If council members approve the proposed agreement today, county commissioners likely would vote on it Wednesday.
The deal was brokered by County Manager William Buchanan and City Manager Robert Layton.
County Commissioner Dave Unruh said the settlement would be fair.
"I feel very satisfied and very good about the final settlement," he said. "We wanted something that was fair and equitable and in balance with the other cities.
"I think the end result ends up not being a financial burden on the city of Wichita and it advances some projects that are for the good of the citizens."
Moving the skunk and Wiedemann Park, which currently is home to an RV park, to the Furley land "will accomplish a couple things," Unruh said. "The citizens will eventually have what I think will be a wonderful park up there."
And the county might be able to sell the Coliseum land to a developer for an industrial park or other venture, he said.
If the county had demanded a cash settlement, the city — which has laid off employees and cut some services — would have been hard-pressed to pay.
Unruh said it wasn't in the county's interest to put the city in a position to raise property taxes.
"None of these trades does any harm to the city of Wichita, and we haven't impaired their cash positions," Unruh said. "It shows our willingness to cooperate."
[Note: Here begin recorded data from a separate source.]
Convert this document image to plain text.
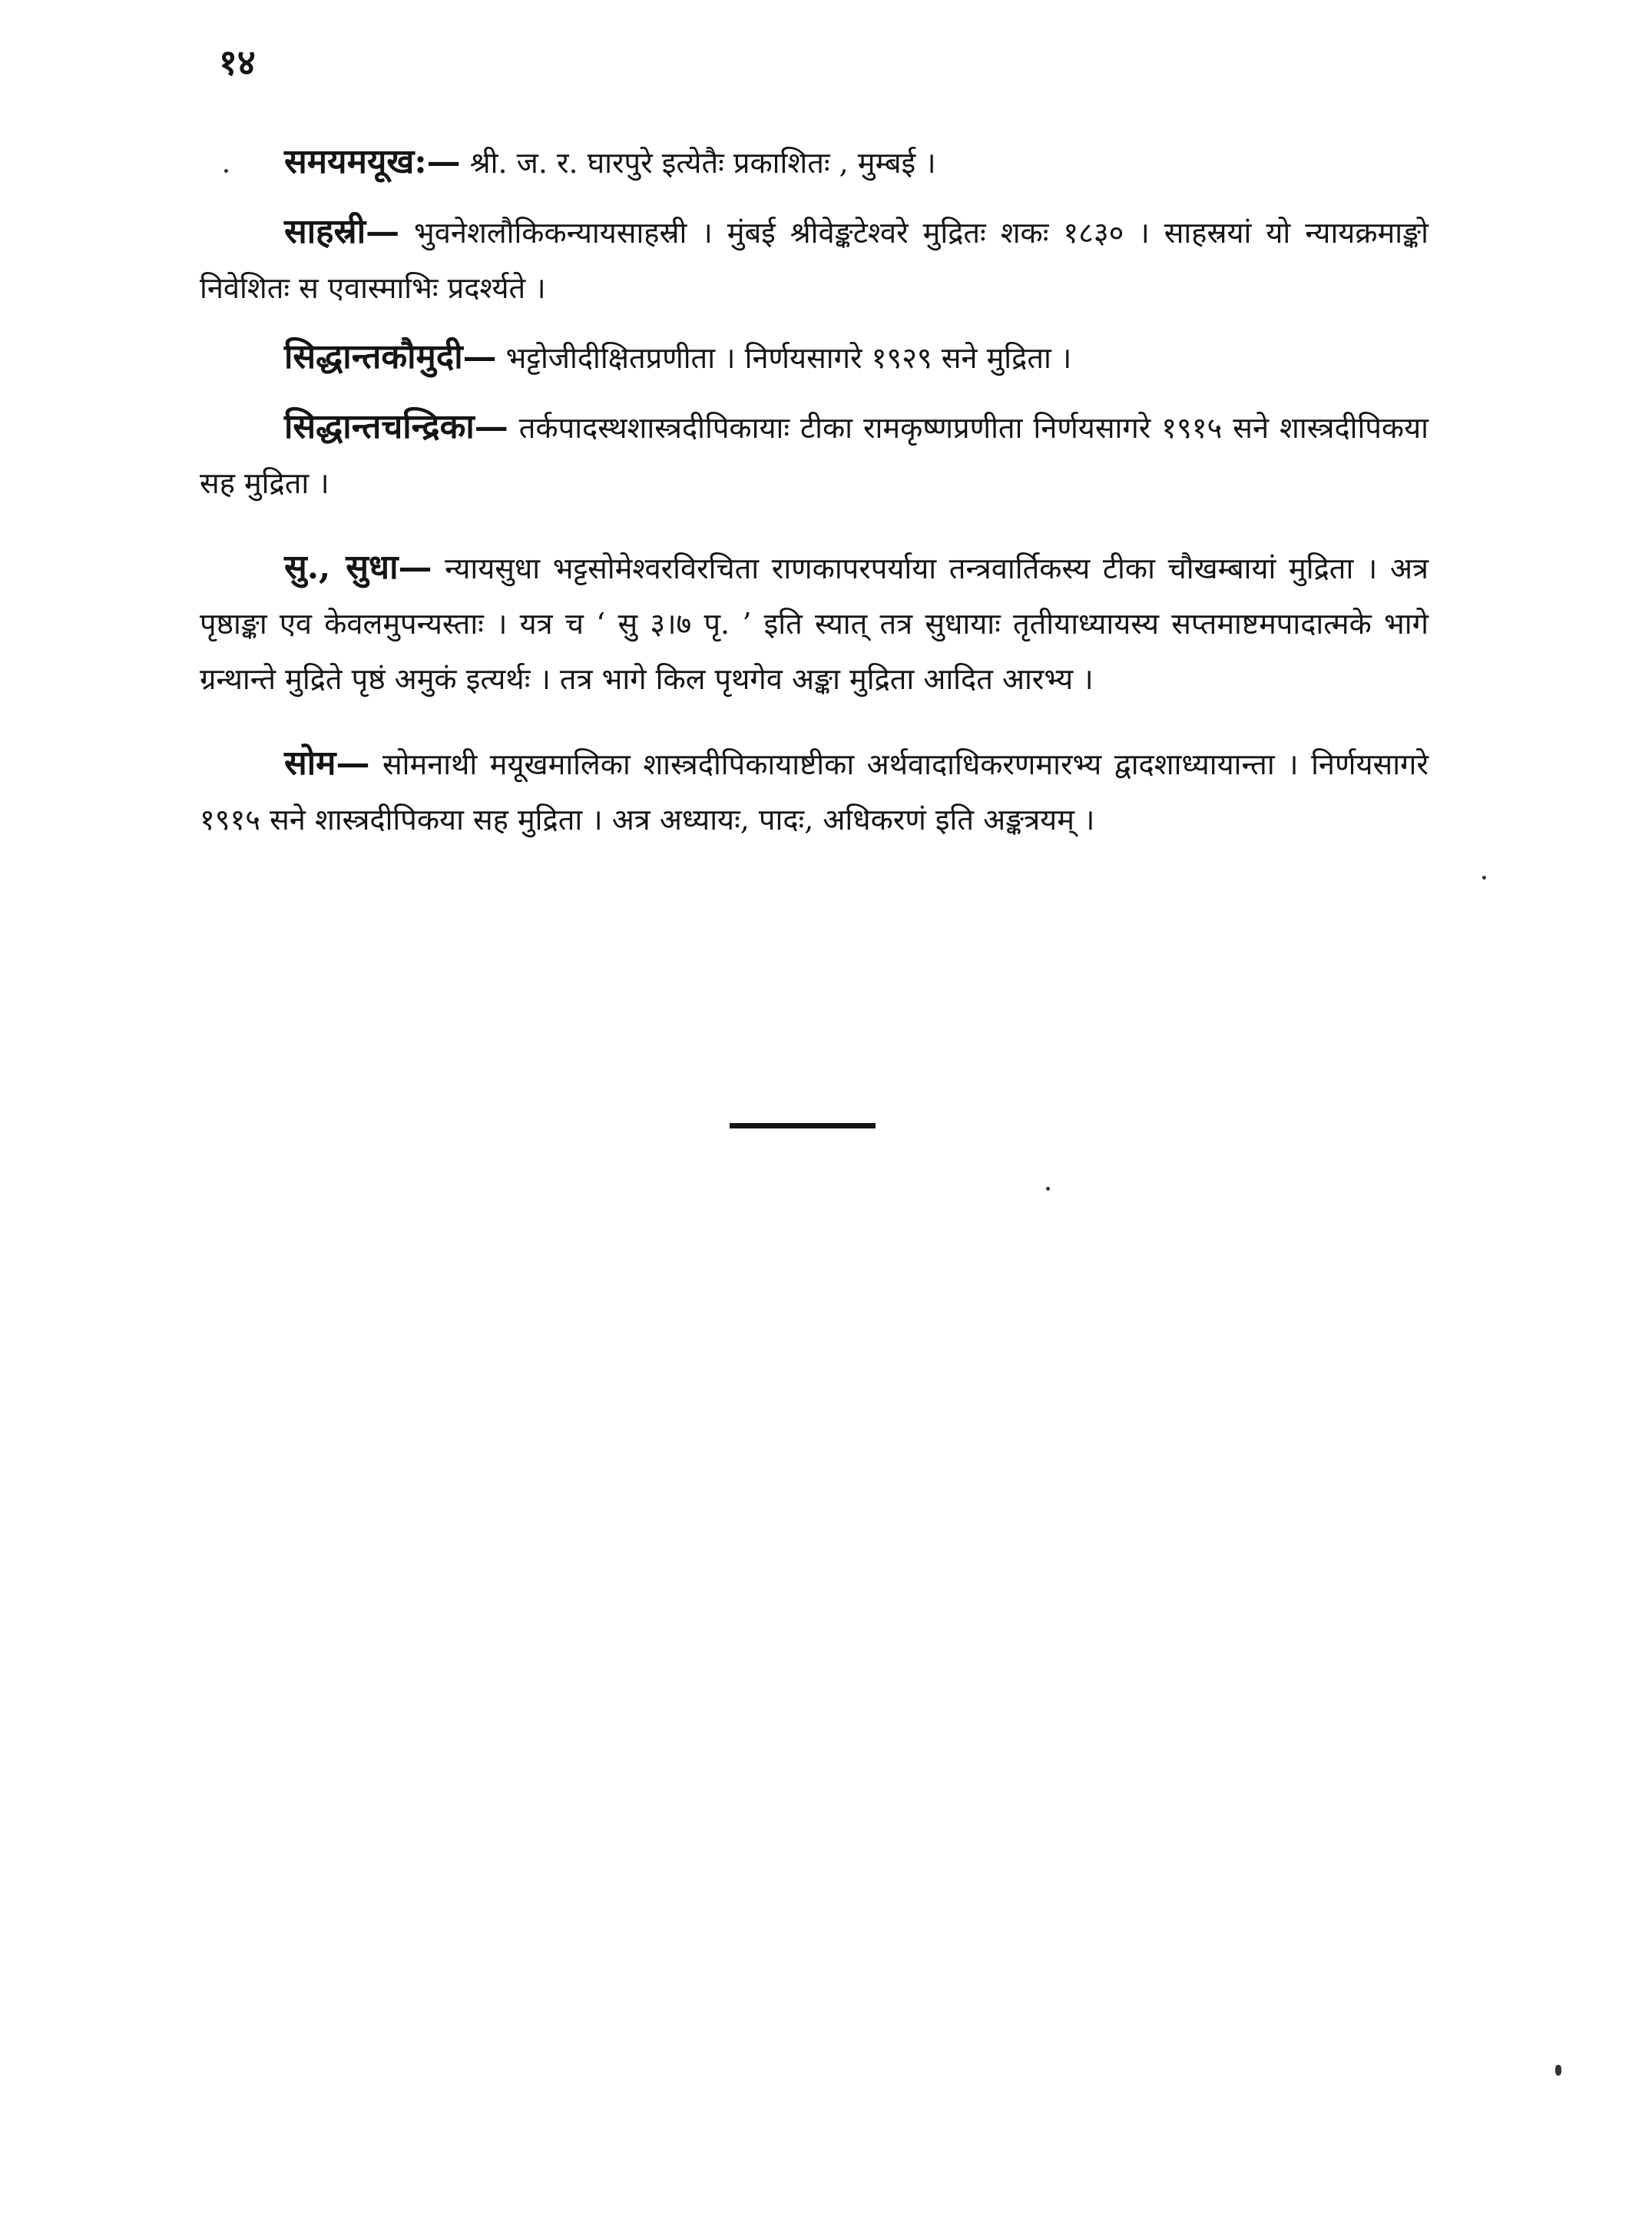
१४

समयमयूख:— श्री. ज. र. घारपुरे इत्येतैः प्रकाशितः , मुम्बई ।

साहस्री— भुवनेशलौकिकन्यायसाहस्री । मुंबई श्रीवेङ्कटेश्वरे मुद्रितः शकः १८३० । साहस्रयां यो न्यायक्रमाङ्को निवेशितः स एवास्माभिः प्रदर्श्यते ।

सिद्धान्तकौमुदी— भट्टोजीदीक्षितप्रणीता । निर्णयसागरे १९२९ सने मुद्रिता ।

सिद्धान्तचन्द्रिका— तर्कपादस्थशास्त्रदीपिकायाः टीका रामकृष्णप्रणीता निर्णयसागरे १९१५ सने शास्त्रदीपिकया सह मुद्रिता ।

सु., सुधा— न्यायसुधा भट्टसोमेश्वरविरचिता राणकापरपर्याया तन्त्रवार्तिकस्य टीका चौखम्बायां मुद्रिता । अत्र पृष्ठाङ्का एव केवलमुपन्यस्ताः । यत्र च ‘ सु ३।७ पृ. ’ इति स्यात् तत्र सुधायाः तृतीयाध्यायस्य सप्तमाष्टमपादात्मके भागे ग्रन्थान्ते मुद्रिते पृष्ठं अमुकं इत्यर्थः । तत्र भागे किल पृथगेव अङ्का मुद्रिता आदित आरभ्य ।

सोम— सोमनाथी मयूखमालिका शास्त्रदीपिकायाष्टीका अर्थवादाधिकरणमारभ्य द्वादशाध्यायान्ता । निर्णयसागरे १९१५ सने शास्त्रदीपिकया सह मुद्रिता । अत्र अध्यायः, पादः, अधिकरणं इति अङ्कत्रयम् ।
City council member Jim Skelton, who in January will be sworn in as a county commissioner, agreed that the proposed settlement "is a workable deal for both governmental entities."
"I think it's a fair settlement based on what the court had ruled," he said, alluding to a judge's ruling that the county had the right to charge the fees.
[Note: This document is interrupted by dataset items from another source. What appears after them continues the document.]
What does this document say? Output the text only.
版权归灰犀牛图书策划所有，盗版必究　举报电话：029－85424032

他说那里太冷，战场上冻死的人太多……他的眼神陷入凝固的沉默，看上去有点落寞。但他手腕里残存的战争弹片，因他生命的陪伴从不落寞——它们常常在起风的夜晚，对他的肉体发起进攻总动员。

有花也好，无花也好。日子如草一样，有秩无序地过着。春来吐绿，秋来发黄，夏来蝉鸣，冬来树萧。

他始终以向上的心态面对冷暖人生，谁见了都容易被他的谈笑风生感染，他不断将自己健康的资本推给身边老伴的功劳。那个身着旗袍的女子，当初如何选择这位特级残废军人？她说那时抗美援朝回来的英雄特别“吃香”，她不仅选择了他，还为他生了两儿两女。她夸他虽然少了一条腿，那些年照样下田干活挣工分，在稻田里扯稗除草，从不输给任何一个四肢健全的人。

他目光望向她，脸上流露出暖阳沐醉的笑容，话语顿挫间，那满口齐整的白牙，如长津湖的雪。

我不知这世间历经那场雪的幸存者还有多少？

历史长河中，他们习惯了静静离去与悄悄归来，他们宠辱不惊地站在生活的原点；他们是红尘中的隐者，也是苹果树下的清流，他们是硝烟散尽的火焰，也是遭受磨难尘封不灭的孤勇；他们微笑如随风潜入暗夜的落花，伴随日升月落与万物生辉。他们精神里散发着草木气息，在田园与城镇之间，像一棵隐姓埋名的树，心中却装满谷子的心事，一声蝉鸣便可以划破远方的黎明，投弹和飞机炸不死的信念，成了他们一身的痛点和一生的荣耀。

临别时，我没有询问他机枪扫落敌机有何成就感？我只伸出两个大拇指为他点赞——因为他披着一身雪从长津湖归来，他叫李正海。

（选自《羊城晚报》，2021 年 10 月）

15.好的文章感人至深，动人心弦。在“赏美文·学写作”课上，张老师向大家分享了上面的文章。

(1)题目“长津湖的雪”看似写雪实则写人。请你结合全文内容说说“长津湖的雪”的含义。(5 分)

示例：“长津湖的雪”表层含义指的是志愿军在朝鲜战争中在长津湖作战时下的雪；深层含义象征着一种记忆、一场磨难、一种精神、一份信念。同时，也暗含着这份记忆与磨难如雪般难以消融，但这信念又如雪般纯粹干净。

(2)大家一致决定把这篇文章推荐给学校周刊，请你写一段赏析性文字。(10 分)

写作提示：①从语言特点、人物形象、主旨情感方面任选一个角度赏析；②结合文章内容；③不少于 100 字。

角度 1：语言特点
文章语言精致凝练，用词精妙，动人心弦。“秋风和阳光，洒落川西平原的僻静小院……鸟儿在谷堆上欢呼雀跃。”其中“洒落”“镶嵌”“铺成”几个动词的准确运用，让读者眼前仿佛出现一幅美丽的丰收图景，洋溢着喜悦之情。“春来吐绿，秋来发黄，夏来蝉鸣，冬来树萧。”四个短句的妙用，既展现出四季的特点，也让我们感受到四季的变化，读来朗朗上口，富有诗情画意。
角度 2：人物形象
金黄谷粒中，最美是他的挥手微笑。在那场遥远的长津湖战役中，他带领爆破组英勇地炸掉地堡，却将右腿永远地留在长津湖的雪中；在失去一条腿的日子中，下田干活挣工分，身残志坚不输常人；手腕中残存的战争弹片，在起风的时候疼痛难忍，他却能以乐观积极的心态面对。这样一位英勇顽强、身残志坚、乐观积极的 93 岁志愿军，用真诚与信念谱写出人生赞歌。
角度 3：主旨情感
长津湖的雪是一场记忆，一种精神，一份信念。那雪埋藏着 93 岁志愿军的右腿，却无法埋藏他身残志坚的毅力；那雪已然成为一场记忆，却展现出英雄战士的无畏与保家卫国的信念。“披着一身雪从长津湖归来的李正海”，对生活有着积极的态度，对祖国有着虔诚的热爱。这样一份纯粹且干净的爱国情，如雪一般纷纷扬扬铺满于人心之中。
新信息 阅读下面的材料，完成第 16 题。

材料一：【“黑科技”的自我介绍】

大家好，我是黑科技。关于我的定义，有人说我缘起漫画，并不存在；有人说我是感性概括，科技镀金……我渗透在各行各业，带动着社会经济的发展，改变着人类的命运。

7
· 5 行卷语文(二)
Vice Mayor Jeff Longwell said he likes the agreement.
"At least it limits our out of pocket expense," he said.
The property transfers won't hurt city services, and it could be a benefit to everyone if the county develops the Furley site perhaps as a park, Longwell said.
But he said he struggles with the idea of the city covering a large percentage of the jail's administrative expenses without having any say in how efficiently it is run.
"I think there's still unanswered questions that we'll have to work through," he said.
Longwell said he hopes city police will continue to take lawbreakers to jail, despite the impact on the city budget.
"If bad people do bad things, they need to go to jail," he said. "It's as simple as that."
Mayor Carl Brewer said the settlement should help bring the city and county closer together.
"This has been one of those things that has divided us," he said. "Now that's behind us."
Brewer said the city will have to find a way to pay jail fees in the future.
"We don't know how much it's going to take," he said.
But he said the city had set aside money in its 2011 budget to cover some jail fees.